The anti-environment offensive by Canada’s fossil fuel industry and its flacks in government is radically shifting the political landscape of the country.

Each day, it seems, brings some new announcement and outrage being committed against Earth and the humans. More pipelines to be built, and more leaks and cover-ups of existing oil and tar sands facilities that poison the land and water. More threats of oil train disasters as the rail industry and governments claim they can make it safe. More Arctic sea ice loss and the disastrous consequences that will certainly result.

Quebec’s government has given the ok for oil companies to begin to drill in the Gulf of St. Lawrence. The government in New Brunswick is refusing to heed the demands of much of its population to place a moratorium on natural gas fracking. In British Columbia, the government’s wildly optimistic forecast for the highly destructive liquefied natural gas industry it wants to foster has been likened by one Vancouver writer to the hallucinations of someone on LSD.

A newly unsettling sign is that for the first time since the Conservative Party captured the federal Parliament in 2006, not a mention was made of “climate” or “the environment” in one of its budgets, the latest one delivered on Feb. 11. In so acting, the government has specifically ignored a study issued last August by a committee of its own deputy ministers convened to examine climate change.

The government has kept the study under wraps. A news report on it explains, “A wide range of climate-change impacts are being felt across Canada, the report says, including disappearing Arctic sea ice, thawing permafrost, rising sea levels, and increased risks of severe weather, and ‘it is likely that these conditions will be exacerbated as the climate continues to change in the future.’”

All this comes as the federal government is taking new steps to muzzle critics of its pro-fossil fuel policy. The Canada Revenue Agency is pursuing lengthy and extensive audits of some of Canada's most prominent environmental groups to determine if they comply with guidelines that restrict political advocacy.

To quell growing public unease and opposition to the corporate assault on the environment, capitalist governments around the world are stepping up spying and disruption against social and environment-defense movements and activists. Canada is no exception. Late last year, journalists at the Vancouver Observer published revelations of infiltration and spying by the country’s political police.

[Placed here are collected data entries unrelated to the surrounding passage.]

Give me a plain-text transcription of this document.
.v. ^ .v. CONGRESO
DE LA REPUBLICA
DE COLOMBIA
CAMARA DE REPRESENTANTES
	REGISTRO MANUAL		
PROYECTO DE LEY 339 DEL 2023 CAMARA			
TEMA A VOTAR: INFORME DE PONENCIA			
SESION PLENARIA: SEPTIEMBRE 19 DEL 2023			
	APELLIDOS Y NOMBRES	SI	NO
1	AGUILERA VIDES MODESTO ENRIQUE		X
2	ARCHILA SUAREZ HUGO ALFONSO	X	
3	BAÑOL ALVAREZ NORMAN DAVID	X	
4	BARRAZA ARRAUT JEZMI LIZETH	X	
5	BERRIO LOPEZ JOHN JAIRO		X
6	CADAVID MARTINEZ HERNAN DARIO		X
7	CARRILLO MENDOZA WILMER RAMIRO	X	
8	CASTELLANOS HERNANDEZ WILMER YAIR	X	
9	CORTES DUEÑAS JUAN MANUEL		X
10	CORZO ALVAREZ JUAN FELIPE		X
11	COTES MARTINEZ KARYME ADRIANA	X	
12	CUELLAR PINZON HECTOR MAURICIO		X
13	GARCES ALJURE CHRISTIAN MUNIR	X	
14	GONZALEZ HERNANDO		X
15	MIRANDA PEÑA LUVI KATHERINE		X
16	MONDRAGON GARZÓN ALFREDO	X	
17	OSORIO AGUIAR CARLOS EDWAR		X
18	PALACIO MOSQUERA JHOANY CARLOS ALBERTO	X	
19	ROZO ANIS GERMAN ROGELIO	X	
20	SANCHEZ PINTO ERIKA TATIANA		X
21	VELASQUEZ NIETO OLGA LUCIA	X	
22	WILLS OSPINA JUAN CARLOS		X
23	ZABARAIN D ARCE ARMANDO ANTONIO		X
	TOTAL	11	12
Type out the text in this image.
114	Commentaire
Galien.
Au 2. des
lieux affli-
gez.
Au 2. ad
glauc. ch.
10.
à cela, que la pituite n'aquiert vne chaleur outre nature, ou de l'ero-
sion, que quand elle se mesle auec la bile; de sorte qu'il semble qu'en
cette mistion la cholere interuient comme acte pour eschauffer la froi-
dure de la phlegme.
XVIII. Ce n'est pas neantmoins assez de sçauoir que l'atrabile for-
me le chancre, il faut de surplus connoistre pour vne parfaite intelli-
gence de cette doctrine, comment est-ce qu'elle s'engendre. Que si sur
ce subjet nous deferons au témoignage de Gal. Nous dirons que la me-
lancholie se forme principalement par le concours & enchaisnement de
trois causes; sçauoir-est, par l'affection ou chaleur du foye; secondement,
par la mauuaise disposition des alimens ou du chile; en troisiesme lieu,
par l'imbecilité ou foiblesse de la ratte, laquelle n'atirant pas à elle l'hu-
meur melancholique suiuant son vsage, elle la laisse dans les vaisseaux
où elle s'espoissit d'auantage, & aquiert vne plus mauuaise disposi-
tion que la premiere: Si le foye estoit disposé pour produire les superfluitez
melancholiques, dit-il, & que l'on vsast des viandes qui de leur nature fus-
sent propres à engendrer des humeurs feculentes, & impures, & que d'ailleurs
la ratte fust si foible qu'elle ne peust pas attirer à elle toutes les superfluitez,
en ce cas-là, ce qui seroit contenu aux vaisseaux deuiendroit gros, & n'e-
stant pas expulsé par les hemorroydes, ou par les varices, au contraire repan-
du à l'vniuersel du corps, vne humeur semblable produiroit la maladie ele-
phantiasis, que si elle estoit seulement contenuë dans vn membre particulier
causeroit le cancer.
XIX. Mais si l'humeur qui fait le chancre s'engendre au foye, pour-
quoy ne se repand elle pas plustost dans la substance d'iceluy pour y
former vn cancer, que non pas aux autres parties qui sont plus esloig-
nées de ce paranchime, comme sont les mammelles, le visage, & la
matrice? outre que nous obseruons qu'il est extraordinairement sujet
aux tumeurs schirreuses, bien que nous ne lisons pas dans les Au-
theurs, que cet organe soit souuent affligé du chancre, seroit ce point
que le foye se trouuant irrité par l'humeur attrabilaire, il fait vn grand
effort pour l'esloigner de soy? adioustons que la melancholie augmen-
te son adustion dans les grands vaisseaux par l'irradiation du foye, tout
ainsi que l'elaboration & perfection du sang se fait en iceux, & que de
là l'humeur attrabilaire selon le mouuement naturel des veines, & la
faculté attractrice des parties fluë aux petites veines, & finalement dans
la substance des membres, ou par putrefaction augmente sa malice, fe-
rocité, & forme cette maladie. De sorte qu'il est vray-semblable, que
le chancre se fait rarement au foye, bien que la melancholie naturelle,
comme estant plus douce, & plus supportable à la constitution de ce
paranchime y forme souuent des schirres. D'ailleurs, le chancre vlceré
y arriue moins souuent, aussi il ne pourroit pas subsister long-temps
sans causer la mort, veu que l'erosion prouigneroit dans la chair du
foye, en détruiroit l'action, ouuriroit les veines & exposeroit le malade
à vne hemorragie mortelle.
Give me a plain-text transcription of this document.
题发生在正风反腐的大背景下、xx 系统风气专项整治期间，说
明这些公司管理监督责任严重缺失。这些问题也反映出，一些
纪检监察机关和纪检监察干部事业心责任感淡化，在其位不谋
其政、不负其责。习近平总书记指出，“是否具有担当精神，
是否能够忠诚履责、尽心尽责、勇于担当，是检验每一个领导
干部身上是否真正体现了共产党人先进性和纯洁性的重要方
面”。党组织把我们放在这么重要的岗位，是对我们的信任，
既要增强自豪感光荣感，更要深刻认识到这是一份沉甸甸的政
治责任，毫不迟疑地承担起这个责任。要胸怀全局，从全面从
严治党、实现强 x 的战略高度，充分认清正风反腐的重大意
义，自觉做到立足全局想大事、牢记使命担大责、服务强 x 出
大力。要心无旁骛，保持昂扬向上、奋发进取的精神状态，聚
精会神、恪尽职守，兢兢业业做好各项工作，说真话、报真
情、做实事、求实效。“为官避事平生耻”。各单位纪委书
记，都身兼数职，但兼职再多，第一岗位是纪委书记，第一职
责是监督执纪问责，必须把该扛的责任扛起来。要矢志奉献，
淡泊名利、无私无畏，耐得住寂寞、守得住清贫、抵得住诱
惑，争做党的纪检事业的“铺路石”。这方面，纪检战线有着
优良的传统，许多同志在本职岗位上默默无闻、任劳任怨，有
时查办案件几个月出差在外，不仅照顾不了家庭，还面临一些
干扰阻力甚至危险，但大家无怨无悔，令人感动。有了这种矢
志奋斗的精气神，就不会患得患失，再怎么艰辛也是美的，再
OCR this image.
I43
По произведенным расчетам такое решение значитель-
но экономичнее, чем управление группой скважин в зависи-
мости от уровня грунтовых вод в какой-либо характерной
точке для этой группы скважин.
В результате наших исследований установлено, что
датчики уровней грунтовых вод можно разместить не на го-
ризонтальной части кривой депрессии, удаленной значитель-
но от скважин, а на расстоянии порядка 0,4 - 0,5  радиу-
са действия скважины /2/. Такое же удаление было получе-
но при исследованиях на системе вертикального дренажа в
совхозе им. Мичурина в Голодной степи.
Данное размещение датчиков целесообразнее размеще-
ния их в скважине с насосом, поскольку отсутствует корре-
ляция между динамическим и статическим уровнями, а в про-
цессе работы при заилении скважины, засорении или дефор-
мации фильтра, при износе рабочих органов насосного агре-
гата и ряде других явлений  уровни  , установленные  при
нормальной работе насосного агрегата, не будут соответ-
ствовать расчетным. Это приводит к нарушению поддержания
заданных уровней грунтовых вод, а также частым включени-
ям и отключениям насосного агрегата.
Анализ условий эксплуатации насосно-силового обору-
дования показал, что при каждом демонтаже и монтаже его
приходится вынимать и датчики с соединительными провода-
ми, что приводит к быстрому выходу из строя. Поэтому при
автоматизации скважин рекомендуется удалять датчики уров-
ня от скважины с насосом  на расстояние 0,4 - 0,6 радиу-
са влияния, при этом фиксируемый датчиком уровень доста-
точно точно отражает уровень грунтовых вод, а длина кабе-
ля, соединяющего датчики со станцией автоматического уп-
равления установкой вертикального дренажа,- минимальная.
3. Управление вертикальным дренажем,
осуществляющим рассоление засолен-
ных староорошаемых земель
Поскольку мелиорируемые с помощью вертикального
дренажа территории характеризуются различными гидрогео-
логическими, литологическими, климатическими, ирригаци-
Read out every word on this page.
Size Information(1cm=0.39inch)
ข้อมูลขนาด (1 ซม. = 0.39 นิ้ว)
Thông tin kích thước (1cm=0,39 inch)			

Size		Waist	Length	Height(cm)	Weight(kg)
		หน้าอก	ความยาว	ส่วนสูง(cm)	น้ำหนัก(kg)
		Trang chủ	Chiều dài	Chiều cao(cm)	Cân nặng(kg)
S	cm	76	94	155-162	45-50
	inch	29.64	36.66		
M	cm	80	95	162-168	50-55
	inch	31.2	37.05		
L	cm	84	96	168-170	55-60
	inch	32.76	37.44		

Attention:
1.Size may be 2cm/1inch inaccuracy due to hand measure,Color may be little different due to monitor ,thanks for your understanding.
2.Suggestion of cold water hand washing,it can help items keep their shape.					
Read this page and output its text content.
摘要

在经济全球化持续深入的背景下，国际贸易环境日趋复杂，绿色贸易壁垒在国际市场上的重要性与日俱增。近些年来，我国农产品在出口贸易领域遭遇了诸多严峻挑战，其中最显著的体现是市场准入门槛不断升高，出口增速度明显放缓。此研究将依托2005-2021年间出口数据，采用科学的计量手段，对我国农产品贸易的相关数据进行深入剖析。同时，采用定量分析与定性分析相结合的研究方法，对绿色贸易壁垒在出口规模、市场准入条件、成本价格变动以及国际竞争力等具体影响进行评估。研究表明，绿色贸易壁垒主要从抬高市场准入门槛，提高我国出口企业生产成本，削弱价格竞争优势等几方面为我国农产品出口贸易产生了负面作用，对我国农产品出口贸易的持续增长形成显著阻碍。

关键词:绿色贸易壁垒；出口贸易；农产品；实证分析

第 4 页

In the midst of all this, political parties that many consider to be on the progressive side of the political equation in Canada are taking the wrong side on several of the largest industrial projects of the fossil fuel juggernaut. The Green Party and the New Democratic Party made pronouncements earlier this month that can only further radicalize and prompt new forms of political organization among growing sections of the population concerned about the fate of the Earth.